Off I went to the local pub to ask local farmers what they made of the leaflets … that was fun!
It’s the usual government produced information, with leaflet 4 referring you to table 6 in leaflet 3 and annex B in leaflet 8, then times that number by 7 and add an orange.
I may be exaggerating just a little with that equation but believe me it’s not too far from the truth.
The leaflets managed to start quite an uproar as the local farmers spread the leaflets all over the bar and tried to work out which one referred you where, which parts would apply to their farm if they were in a NVZ, which forms they had to fill in and the darts blackboard was utilised to try to work out what this means …
Actual total N produced = Standard value (from table) x Actual occupancy divided by Standard occupancy.
Of course there was a huge row over which table was being referred to in that equation as it doesn’t actually say, there are quite a lot of tables and farmers don’t read the smallprint.
Our conclusion was that science degree students would struggle to understand the mountain of leaflets, technical waffle and yet more records farmers have to keep … best just to sell up, it’s not like there’s any money left in the job!

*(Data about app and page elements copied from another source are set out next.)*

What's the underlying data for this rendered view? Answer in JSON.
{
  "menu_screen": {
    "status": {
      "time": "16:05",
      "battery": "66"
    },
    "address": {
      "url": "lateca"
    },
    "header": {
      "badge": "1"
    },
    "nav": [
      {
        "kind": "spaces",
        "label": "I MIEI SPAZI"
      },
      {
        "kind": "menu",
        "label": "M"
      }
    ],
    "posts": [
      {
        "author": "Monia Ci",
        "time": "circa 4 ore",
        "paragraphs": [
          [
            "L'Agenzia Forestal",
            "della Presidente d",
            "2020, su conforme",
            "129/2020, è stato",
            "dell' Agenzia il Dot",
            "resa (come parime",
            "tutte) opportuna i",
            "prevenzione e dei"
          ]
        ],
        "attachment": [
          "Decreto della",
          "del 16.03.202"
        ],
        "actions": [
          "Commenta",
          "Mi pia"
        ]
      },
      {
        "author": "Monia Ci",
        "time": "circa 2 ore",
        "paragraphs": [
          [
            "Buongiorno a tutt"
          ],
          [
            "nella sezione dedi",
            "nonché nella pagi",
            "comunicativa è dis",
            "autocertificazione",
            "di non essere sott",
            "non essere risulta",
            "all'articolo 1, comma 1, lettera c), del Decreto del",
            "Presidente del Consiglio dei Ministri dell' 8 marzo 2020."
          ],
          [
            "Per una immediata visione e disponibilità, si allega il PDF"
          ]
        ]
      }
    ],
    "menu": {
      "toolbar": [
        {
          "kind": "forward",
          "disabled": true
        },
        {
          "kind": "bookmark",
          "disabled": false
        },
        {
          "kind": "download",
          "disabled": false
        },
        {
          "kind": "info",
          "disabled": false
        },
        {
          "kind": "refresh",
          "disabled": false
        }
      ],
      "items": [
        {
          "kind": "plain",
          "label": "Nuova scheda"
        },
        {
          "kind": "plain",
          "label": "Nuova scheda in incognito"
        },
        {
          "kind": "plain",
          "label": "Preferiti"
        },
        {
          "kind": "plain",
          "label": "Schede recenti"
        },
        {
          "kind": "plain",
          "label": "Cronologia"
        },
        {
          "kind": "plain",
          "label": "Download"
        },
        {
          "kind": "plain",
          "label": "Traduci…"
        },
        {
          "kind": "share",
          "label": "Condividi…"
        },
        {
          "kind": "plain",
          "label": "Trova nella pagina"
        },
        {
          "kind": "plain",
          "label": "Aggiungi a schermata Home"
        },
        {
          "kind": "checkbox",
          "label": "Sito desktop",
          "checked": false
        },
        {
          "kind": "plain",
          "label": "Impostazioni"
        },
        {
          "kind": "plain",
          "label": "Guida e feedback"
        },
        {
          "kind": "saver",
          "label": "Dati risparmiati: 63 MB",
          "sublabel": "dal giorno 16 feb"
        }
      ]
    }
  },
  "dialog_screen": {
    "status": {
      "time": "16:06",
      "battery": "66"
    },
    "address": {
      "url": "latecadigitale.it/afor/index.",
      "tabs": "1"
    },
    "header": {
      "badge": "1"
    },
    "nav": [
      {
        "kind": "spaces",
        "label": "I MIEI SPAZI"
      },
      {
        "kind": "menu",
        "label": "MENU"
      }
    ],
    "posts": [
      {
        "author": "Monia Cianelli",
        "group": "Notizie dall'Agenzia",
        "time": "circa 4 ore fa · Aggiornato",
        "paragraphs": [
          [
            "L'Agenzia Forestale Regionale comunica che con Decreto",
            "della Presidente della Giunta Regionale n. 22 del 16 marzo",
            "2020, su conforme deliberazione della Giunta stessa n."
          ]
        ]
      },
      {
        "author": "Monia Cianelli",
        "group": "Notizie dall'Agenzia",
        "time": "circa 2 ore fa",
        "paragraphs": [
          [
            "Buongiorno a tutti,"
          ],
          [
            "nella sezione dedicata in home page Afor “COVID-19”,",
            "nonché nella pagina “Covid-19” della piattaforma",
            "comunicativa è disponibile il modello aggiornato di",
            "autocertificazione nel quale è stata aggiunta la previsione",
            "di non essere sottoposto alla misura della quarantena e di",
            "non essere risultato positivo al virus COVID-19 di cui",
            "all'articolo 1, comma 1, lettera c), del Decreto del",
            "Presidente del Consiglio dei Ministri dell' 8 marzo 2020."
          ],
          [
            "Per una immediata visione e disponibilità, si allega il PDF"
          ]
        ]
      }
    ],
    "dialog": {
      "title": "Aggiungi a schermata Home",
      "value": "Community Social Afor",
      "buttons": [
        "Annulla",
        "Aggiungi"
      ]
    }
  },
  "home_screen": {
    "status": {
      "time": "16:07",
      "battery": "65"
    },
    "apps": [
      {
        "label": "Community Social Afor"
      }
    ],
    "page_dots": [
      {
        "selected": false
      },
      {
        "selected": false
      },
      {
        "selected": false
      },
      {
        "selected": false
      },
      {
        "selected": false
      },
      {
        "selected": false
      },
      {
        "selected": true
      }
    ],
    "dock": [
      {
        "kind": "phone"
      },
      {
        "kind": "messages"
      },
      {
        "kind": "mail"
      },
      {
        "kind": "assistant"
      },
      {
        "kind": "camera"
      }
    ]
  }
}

Everyone ordered another pint and then went home to pray we don’t end up in a Nitrate Vulnerable Zone one day.
This map of nitrate vulnerable zones shows the scale of farms affected, it now covers 70% of the country.
Now, there’s nothing wrong with protecting water courses from nitrate pollution or from requiring farmers to keep adequate records but farmers are simple people. Why can’t regulations be written for the people that have to abide by them instead of for beaurocrats to impress each other with?
Farmers finding themselves included in new Nitrate Vulnerable Zones have to suddenly come up with considerable investment in order to store slurry over winter (and perhaps study for a science degree) or choose to quit farming.
I know I can be a cynic at times but when you look at the governments choice of a vegetarian, anti-hunting Food and Farming Minister and the governments refusal to buy British farmed food for their own use I do sometimes wonder whether getting farmers to quit is the long term plan!